A nonprofit developer with a reputation for tackling large, complicated mixed-income projects is opening an office in Columbus.
The Community Builders (TCB) was founded in Boston in 1964. The organization says it has “completed or preserved” more than 30,000 homes and developed over 855,000 square feet of commercial and retail space, in addition to maintaining a portfolio of more than 11,000 homes that it either owns or manages.
Jeff Beam, Director of Development for TCB, said that he hopes to host an open house at the new Columbus office some time in November, but in the meantime he has been keeping busy by meeting with a wide range of city officials and community leaders.
“We are very excited about the prospect of TCB working with the city, nonprofits and other local partners,” he said. “Wherever we work, TCB’s approach is always grounded in local vision, and Columbus is a city with immense civic capacity and organizations that work in partnership on big issues.”
TCB’s previous work in Ohio has mostly been in Cincinnati, where the 700-unit City West project was completed in 2001. Like Legacy Pointe at Poindexter on the Near East Side, City West is mixed-income development that was built on the site of aging public housing.
Other developments in the region include the renovation of the Commodore Place Apartments in Cleveland, Cascade Village in Akron and the Villages at Mill Crossing in Indianapolis.

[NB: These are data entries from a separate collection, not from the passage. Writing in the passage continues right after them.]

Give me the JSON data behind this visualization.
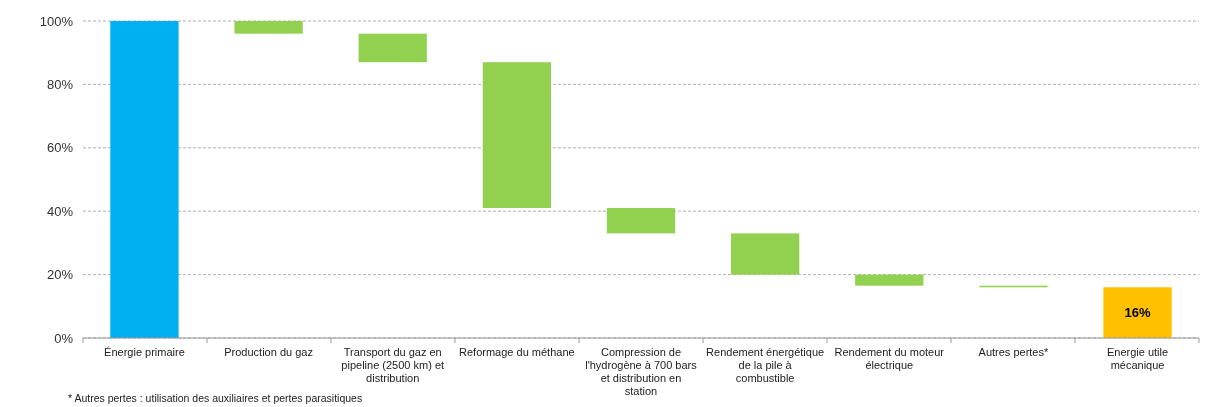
{
  "chart_data": {
    "type": "bar",
    "categories": [
      "Énergie primaire",
      "Production du gaz",
      "Transport du gaz en pipeline (2500 km) et distribution",
      "Reformage du méthane",
      "Compression de l'hydrogène à 700 bars et distribution en station",
      "Rendement énergétique de la pile à combustible",
      "Rendement du moteur électrique",
      "Autres pertes*",
      "Energie utile mécanique"
    ],
    "values": [
      100,
      4,
      9,
      46,
      8,
      13,
      3.5,
      0.5,
      16
    ],
    "base": [
      0,
      96,
      87,
      41,
      33,
      20,
      16.5,
      16,
      0
    ],
    "colors": [
      "#00b0f0",
      "#92d050",
      "#92d050",
      "#92d050",
      "#92d050",
      "#92d050",
      "#92d050",
      "#92d050",
      "#ffc000"
    ],
    "value_labels": [
      null,
      null,
      null,
      null,
      null,
      null,
      null,
      null,
      "16%"
    ],
    "ylim": [
      0,
      100
    ],
    "yticks": [
      {
        "value": 0,
        "label": "0%"
      },
      {
        "value": 20,
        "label": "20%"
      },
      {
        "value": 40,
        "label": "40%"
      },
      {
        "value": 60,
        "label": "60%"
      },
      {
        "value": 80,
        "label": "80%"
      },
      {
        "value": 100,
        "label": "100%"
      }
    ],
    "grid": "y",
    "annotations": [
      "* Autres pertes : utilisation des auxiliaires et pertes parasitiques"
    ]
  }
}
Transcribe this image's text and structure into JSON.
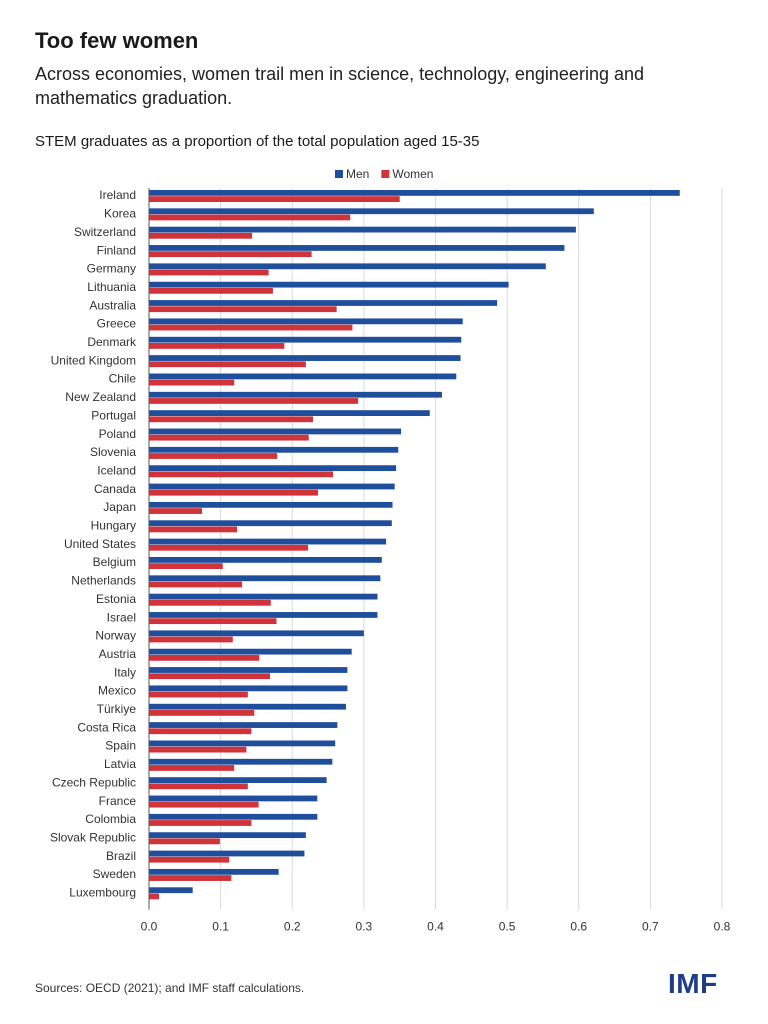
{
  "header": {
    "title": "Too few women",
    "subtitle": "Across economies, women trail men in science, technology, engineering and mathematics graduation."
  },
  "footer": {
    "source": "Sources: OECD (2021); and IMF staff calculations.",
    "logo_text": "IMF"
  },
  "chart_data": {
    "type": "bar",
    "orientation": "horizontal",
    "title": "STEM graduates as a proportion of the total population aged 15-35",
    "xlabel": "",
    "ylabel": "",
    "xlim": [
      0,
      0.8
    ],
    "xticks": [
      "0.0",
      "0.1",
      "0.2",
      "0.3",
      "0.4",
      "0.5",
      "0.6",
      "0.7",
      "0.8"
    ],
    "grid": "vertical",
    "legend_position": "top-center",
    "categories": [
      "Ireland",
      "Korea",
      "Switzerland",
      "Finland",
      "Germany",
      "Lithuania",
      "Australia",
      "Greece",
      "Denmark",
      "United Kingdom",
      "Chile",
      "New Zealand",
      "Portugal",
      "Poland",
      "Slovenia",
      "Iceland",
      "Canada",
      "Japan",
      "Hungary",
      "United States",
      "Belgium",
      "Netherlands",
      "Estonia",
      "Israel",
      "Norway",
      "Austria",
      "Italy",
      "Mexico",
      "Türkiye",
      "Costa Rica",
      "Spain",
      "Latvia",
      "Czech Republic",
      "France",
      "Colombia",
      "Slovak Republic",
      "Brazil",
      "Sweden",
      "Luxembourg"
    ],
    "series": [
      {
        "name": "Men",
        "color": "#1f4e9c",
        "values": [
          0.741,
          0.621,
          0.596,
          0.58,
          0.554,
          0.502,
          0.486,
          0.438,
          0.436,
          0.435,
          0.429,
          0.409,
          0.392,
          0.352,
          0.348,
          0.345,
          0.343,
          0.34,
          0.339,
          0.331,
          0.325,
          0.323,
          0.319,
          0.319,
          0.3,
          0.283,
          0.277,
          0.277,
          0.275,
          0.263,
          0.26,
          0.256,
          0.248,
          0.235,
          0.235,
          0.219,
          0.217,
          0.181,
          0.061
        ]
      },
      {
        "name": "Women",
        "color": "#d1333b",
        "values": [
          0.35,
          0.281,
          0.144,
          0.227,
          0.167,
          0.173,
          0.262,
          0.284,
          0.189,
          0.219,
          0.119,
          0.292,
          0.229,
          0.223,
          0.179,
          0.257,
          0.236,
          0.074,
          0.123,
          0.222,
          0.103,
          0.13,
          0.17,
          0.178,
          0.117,
          0.154,
          0.169,
          0.138,
          0.147,
          0.143,
          0.136,
          0.119,
          0.138,
          0.153,
          0.143,
          0.099,
          0.112,
          0.115,
          0.014
        ]
      }
    ]
  }
}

Among the first local projects the group will be taking on is in Bexley, where Beam said that the Bexley Community Improvement Corporation has selected TCB to work on “preserving affordable family units and revitalizing” the Ferndale-Mayfield area, in the southwestern corner of the suburb.
The organization also hopes to work in the Linden neighborhood, and is in the process of submitting a proposal for the area in response to a recent posting from the City of Columbus.
“We work in high-priority neighborhoods, regardless of the challenges, by leveraging creative funding resources and aligning with strong, focused partners,” Beam said, adding that past projects have involved successful partnerships with Columbus-based firms like Moody Nolan and Skilken Gold.
When asked how he sees TCB fitting into a Columbus market already rich with local developers and nonprofit organizations focused on housing, Beam said he is confident there is a place for the organization, which has been described as the largest nonprofit developer of mixed-income housing in the country.
“I think our work here can fill an important role between the for-profit housing developers and the smaller community nonprofits,” he said, “in lifting up communities where transformational change is needed.”